Year of Publication

2016

Degree Name

Doctor of Nursing Practice

Committee Chair

Dr. Melanie G. Hardin-Pierce

Clinical Mentor

Dr. Paul Tessmann

Committee Member

Dr. Karen Butler

Abstract

Background: The population focus is the University of Kentucky cardiothoracic transplant patients. This population is chronically ill and in end-stage organ failure. Literature suggests depression in a cause and consequence of non-adherence in chronically ill patients, especially in the transplanted population. The third leading cause of organ rejection is non-adherence with medical treatment. Because the availability of organs is low and the demand is high, it is imperative to thoroughly screen patients medically and psychosocially using evidence-based tools. Transplant psychosocial listing criteria are not well standardized compared to medical listing criteria to identify appropriate transplant candidates. Standardized assessment tools present the facts and eliminate the emotional factors form the decision-making process for selecting candidates for transplant. Research has demonstrated post-transplant non-adherence (e.g. lack of stable psychosocial support system, recidivism of substances of abuse, the development/relapse of psychiatric problems), and the number of rejection episodes is associated with the transplant psychiatrist's global rating of risk for post-transplant psychosocial problems. The Stanford Integrated Psychosocial Assessment for Transplant (SIPAT) tool was developed in 2012 as a comprehensive standardized screening tool to assist in the psychosocial assessment of organ transplant candidates with the ability to identify subjects who are at risk for negative outcomes post-transplant. At the time of introduction of the tool to UK faculty, the tool had only been applied retrospectively to transplant patients at Stanford University.

Methods: The SIPAT tool was applied retrospectively to 100 electronic medical records (EMR) of post-transplanted cardiothoracic patients during the period the patient was selected as a transplant candidate. The EMR was then reviewed for the following negative patient outcomes or complications: lack of medical adherence; lack of stability of psychosocial support system; recidivism of substances of abuse; the development/relapse of psychiatric problems or graft failure and graft failure. Positive outcomes are defined as the absence of the negative outcomes/complications.
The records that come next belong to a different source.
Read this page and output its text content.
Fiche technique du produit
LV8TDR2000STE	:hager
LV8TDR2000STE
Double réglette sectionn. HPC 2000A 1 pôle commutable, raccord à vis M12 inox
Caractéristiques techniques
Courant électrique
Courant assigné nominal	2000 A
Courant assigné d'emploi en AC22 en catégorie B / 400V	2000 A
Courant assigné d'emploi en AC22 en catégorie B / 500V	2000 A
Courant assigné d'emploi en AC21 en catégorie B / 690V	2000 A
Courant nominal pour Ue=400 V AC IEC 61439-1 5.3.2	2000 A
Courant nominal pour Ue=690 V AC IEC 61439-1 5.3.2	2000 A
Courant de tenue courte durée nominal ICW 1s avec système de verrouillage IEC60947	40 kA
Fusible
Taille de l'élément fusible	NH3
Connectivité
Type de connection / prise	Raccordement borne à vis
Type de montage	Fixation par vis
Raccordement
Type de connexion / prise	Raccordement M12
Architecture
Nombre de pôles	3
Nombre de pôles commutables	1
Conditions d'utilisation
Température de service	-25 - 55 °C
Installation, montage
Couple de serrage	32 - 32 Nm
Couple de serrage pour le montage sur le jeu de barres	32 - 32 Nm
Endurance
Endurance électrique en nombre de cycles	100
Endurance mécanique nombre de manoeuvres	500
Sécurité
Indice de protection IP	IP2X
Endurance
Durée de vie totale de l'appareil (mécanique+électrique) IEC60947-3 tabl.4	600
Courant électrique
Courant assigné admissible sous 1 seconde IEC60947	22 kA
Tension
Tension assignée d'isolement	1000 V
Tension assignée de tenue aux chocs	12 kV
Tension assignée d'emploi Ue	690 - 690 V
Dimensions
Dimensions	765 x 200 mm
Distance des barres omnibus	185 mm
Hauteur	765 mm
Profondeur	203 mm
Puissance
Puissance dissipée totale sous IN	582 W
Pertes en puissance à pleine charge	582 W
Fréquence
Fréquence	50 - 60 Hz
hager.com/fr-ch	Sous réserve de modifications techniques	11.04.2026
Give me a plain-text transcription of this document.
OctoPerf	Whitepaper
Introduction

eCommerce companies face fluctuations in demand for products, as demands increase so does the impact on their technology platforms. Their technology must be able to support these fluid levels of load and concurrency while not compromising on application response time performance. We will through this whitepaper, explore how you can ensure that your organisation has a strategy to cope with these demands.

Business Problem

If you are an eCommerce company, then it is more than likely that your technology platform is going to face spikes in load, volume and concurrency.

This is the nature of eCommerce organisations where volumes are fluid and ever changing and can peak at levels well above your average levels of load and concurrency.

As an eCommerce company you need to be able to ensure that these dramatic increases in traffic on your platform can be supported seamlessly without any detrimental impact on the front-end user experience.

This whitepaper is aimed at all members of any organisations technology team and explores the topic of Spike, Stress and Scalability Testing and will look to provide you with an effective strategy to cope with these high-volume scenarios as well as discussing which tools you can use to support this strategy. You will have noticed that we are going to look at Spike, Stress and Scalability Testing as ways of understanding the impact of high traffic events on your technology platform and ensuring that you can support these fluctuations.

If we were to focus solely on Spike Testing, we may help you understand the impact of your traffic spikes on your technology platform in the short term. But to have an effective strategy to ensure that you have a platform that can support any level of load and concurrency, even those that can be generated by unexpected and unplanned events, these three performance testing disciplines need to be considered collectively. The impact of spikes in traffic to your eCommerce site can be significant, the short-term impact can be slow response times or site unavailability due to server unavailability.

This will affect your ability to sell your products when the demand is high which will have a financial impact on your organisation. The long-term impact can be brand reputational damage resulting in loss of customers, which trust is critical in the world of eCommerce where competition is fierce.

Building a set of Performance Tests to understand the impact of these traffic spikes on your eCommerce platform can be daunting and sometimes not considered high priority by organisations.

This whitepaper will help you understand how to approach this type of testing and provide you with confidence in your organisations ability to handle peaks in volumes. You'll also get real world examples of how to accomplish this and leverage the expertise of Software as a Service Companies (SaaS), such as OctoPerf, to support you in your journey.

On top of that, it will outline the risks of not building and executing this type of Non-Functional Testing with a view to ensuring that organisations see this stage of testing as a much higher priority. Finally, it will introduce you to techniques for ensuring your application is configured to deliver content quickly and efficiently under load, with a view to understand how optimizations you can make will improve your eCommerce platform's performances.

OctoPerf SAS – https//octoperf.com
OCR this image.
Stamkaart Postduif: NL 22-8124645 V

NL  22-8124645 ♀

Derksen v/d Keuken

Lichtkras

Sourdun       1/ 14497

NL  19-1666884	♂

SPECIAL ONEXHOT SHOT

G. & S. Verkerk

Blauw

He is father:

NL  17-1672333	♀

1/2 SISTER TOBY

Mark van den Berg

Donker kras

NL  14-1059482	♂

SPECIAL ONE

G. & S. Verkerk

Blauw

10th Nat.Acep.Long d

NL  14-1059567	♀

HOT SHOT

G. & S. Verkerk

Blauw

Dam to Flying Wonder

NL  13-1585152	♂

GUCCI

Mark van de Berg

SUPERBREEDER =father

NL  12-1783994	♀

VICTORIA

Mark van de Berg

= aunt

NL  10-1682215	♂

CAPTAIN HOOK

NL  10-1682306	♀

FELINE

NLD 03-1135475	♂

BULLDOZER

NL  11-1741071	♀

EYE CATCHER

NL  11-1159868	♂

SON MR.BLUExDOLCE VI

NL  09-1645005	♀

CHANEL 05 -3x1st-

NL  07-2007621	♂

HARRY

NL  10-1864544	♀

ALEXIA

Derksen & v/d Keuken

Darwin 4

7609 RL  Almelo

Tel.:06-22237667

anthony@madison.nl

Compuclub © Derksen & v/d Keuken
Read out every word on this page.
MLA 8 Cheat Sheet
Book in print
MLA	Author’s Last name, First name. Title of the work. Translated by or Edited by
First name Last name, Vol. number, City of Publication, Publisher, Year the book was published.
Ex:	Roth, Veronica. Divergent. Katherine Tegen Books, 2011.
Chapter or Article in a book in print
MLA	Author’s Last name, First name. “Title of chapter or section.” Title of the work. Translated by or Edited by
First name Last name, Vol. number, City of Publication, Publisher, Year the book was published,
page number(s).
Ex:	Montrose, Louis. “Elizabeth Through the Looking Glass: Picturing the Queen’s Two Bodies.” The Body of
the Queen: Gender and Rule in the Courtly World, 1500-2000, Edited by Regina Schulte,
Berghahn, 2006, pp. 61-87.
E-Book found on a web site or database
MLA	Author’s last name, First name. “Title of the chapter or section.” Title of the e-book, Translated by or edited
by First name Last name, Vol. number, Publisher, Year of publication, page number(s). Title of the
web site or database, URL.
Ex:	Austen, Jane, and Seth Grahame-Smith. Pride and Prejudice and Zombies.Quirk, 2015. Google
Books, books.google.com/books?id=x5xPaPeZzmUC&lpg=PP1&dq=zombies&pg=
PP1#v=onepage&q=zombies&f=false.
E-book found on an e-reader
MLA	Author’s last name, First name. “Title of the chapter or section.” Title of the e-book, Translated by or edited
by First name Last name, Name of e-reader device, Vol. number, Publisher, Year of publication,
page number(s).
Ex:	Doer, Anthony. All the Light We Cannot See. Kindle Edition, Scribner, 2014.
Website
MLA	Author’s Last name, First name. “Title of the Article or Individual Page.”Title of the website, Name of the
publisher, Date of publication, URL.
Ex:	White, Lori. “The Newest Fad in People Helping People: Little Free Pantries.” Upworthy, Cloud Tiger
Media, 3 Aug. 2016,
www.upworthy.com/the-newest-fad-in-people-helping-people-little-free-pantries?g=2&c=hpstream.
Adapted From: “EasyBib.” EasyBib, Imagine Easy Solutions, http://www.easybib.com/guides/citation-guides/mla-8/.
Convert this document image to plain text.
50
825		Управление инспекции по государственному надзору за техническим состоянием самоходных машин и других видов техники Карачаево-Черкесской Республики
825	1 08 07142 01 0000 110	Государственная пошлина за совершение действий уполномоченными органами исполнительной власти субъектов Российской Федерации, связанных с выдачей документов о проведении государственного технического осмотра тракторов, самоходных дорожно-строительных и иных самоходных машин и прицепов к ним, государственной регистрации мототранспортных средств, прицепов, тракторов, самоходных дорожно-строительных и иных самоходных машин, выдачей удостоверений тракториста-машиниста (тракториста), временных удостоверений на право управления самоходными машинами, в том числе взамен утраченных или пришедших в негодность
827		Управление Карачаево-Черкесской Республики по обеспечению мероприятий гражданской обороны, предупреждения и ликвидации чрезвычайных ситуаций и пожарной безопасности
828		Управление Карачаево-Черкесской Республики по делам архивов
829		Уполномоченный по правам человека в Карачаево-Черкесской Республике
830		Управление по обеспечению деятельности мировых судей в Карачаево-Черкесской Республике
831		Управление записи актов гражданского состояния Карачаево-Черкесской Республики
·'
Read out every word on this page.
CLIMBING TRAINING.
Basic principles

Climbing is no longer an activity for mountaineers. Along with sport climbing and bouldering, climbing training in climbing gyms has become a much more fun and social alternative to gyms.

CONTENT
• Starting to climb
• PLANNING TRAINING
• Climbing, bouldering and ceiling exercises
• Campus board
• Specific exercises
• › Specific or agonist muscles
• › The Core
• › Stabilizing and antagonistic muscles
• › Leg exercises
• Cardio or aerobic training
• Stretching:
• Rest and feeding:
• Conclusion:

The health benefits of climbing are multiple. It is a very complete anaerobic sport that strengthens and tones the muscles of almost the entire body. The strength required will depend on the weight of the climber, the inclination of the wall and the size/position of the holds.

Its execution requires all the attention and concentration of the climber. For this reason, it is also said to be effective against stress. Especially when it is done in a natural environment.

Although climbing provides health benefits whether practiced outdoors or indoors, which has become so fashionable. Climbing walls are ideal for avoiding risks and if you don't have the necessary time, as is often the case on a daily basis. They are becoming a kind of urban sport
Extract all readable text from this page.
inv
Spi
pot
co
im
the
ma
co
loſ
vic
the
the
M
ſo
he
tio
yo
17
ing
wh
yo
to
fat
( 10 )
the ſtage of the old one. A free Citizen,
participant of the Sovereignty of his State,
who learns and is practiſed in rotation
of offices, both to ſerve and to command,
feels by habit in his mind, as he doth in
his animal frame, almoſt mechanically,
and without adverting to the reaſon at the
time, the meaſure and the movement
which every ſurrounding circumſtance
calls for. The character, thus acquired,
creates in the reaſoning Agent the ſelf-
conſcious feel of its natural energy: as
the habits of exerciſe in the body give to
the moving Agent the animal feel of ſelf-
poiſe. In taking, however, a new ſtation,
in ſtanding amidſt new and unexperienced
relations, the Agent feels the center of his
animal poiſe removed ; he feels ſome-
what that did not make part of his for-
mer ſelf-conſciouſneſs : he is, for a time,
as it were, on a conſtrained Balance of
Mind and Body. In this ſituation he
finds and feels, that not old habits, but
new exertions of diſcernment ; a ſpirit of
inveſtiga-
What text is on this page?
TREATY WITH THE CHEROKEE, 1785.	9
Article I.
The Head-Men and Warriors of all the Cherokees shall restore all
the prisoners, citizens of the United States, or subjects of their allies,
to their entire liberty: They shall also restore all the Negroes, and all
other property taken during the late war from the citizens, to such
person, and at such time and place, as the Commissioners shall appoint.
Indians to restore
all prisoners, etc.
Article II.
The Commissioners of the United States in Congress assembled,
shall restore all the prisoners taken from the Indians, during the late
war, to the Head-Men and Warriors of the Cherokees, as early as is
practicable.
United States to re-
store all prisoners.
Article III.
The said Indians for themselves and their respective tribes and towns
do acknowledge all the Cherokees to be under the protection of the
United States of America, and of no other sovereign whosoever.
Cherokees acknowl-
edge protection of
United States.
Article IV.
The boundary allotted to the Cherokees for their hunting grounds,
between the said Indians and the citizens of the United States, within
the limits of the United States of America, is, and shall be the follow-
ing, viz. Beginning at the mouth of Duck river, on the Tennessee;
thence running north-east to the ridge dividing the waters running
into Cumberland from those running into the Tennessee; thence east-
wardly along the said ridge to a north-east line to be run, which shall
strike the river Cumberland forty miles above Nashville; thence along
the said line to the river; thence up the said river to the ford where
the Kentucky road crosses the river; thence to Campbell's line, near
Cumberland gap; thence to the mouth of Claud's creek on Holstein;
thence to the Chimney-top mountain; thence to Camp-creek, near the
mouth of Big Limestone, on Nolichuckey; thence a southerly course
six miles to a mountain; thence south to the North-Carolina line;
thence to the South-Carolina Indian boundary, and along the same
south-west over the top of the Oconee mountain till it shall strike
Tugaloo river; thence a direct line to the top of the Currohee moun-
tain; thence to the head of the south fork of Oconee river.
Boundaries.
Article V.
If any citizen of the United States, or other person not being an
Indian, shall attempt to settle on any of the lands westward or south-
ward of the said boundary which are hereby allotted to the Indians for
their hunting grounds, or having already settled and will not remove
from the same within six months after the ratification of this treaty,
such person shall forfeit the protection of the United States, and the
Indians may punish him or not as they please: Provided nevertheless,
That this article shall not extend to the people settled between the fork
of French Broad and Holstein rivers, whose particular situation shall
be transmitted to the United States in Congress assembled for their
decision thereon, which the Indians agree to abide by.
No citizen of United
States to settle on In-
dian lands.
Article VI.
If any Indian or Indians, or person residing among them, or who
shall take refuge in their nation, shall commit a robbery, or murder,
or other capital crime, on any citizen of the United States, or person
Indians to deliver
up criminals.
Results: The mean SIPAT score was 15.9 (SD=13.3) with an average number 1.97 (SD=1.37) complications. The regression analysis for this study indicates a significant moderate positive correlation (r=0.52) between the SIPAT scores and the number of complications patients experienced post-transplant. In the linear regression analysis, the SIPAT score was a significant predictor of the number of complications (b=.054; p<.0001). The SIPAT score explained 27% of the variability in the number of negative outcomes in post transplant patients. Furthermore, based on the listing criteria set forth by the SIPAT tool, 37% of the patients had absolute contraindications to listing the patients for a transplant. Based on their psychosocial assessments these patients would not have been transplanted until the contraindications had been addressed adequately.

Conclusion: The SIPAT tool predicts poor patient outcomes within the UK cardiothoracic transplant population further validating the tools abilities. This is beneficial because it provides a quantitative value to each psychosocial variable important in predicting post-transplant behaviors; therefore, it provides a visual score of predicted patient outcomes post-transplant compared to the qualitative tool currently used. In combination with organ-specific medical listing criteria, this tool would standardize psychosocial criteria for the selection of transplant candidates.